Codice Civile art. 1251 - Garanzie annesse al credito.

Cesare Trapuzzano

Garanzie annesse al credito.

[I]. Chi ha pagato un debito mentre poteva invocare la compensazione non può più valersi, in pregiudizio dei terzi, dei privilegi e delle garanzie a favore del suo credito, salvo che abbia ignorato l'esistenza di questo per giusti motivi.

Inquadramento

Qualora il debitore abbia corrisposto la prestazione in favore del suo creditore, nonostante avesse un controcredito che avrebbe potuto opporre in compensazione, non può più avvalersi, ai fini di ottenere la riscossione del proprio credito, dei privilegi e delle garanzie che assistono tale credito, che siano state accordate da terzi, in loro pregiudizio. E ciò a tutela dei terzi che hanno prestato le garanzie, atteso che il debitore ben avrebbe potuto evitare di attingere alle garanzie qualora avesse eccepito la compensazione (Perlingieri, in Comm. S. B., 1988, 378). In questa prospettiva la norma configura una sanzione nei confronti del debitore che, adempiendo, abbia impedito ai garanti di avvalersi della facoltà di opporre la compensazione. Dalla previsione alcuni traggono il principio che in tale evenienza ricorrerebbe un vero e proprio dovere di eccepire la compensazione (Di Prisco, in Tr. Res., 1999, 316); altri parlano di mero onere (Ragusa-Maggiore, 18). In senso critico altra dottrina ha osservato che la norma sarebbe anacronistica, in quanto mero residuo del principio ormai superato dell'operatività ipso iure della compensazione (Schlesinger, 726). Qualora l'adempimento del debitore sia parziale, la compensazione può realizzarsi per il residuo e i garanti sono così liberati esclusivamente nei limiti dell'adempimento effettuato. La disposizione può essere oggetto di deroga dalle parti, qualora i garanti prestino il consenso a mantenere le garanzie anche ove il debitore-creditore adempia anziché far valere la compensazione.
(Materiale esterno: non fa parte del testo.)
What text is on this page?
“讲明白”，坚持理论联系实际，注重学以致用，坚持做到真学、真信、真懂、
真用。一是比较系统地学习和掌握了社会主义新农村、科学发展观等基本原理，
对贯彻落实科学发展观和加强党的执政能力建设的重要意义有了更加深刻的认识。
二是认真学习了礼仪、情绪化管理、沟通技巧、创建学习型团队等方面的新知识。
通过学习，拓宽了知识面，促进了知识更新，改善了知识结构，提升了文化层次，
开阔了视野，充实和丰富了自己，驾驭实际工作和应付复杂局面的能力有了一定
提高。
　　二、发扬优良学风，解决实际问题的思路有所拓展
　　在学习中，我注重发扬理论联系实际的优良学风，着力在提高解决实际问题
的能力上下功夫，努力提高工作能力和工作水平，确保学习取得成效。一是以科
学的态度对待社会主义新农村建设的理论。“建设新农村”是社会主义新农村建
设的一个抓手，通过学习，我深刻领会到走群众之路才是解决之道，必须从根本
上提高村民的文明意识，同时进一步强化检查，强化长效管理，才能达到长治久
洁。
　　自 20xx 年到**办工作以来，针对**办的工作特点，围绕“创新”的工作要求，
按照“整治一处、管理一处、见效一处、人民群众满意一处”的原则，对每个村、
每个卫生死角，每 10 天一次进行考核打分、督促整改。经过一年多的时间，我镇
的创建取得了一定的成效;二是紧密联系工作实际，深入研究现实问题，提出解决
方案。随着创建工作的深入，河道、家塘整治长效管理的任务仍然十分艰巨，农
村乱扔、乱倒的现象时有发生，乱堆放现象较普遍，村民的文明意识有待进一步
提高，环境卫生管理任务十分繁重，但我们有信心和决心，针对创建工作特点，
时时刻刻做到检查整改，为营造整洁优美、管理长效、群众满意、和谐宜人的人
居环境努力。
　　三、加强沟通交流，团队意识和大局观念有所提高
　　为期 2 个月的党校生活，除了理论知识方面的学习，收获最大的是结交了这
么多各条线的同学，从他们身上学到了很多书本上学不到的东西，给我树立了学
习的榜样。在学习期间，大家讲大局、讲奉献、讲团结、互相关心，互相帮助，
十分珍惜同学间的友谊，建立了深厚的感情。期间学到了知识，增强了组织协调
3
L'ignoranza per giusti motivi

La norma prevede che la decadenza dai privilegi e dalle garanzie prestate dai terzi, qualora il debitore adempia, anziché eccepire la compensazione, non opera quando il debitore ignori l'esistenza del proprio controcredito per giusti motivi. Si tratta di una clausola di salvezza di tali garanzie nonostante l'adempimento. In realtà la disposizione esige due condizioni affinché tale clausola operi: non deve esservi ignoranza; ma in più quest'ultima deve essere ricondotta alla ricorrenza di giusti motivi. Sicché l'ignoranza colpevole non giova al debitore. La condizione di ignoranza può riguardare sia l'esistenza del credito sia la sussistenza dei requisiti di compensabilità. Non può invece attenere alla non consapevolezza, per definizione colpevole, in ordine alla possibilità che in presenza di un controcredito il nostro ordinamento giuridico prevede il meccanismo della compensazione (Perlingieri, in Comm. S. B., 1988, 380). I giusti motivi devono essere ponderati secondo il parametro dell'ordinaria diligenza e la prova della relativa integrazione è a carico del debitore adempiente. Si ritiene che i giusti motivi siano integrati anche quando la compensazione sia impedita dall'interesse di terzi qualificati; in tale evenienza il debitore, quand'anche adempia, non perderà le garanzie che assistono il proprio controcredito (Perlingieri, in Comm. S. B., 1988, 380).

Bibliografia

Barassi, La teoria generale delle obbligazioni, III, Milano 1964; Buccisano, La novazione oggettiva e i contratti estintivi onerosi, Milano 1968; De Lorenzi, voce Compensazione, in Dig. civ., 1988; Favero, voce Confusione, in Enc. dir., Milano 1961; Giacobbe-Guida, Remissione del debito (diritto vigente), in Enc. dir., Milano, 1988; Magazzù, voce Novazione (diritto civile), in Enc. dir., Milano 1978; Ragusa-Maggiore, voce Compensazione (diritto civile), in Enc. dir., Milano, 1961; Rescigno, voce Novazione (diritto civile), in Enc. dir., Milano 1965; Schlesinger, voce Compensazione, in Nss. D. I., Torino, 1959; Tilocca, voce Remissione del debito, in Nss. D. I., Torino, 1968.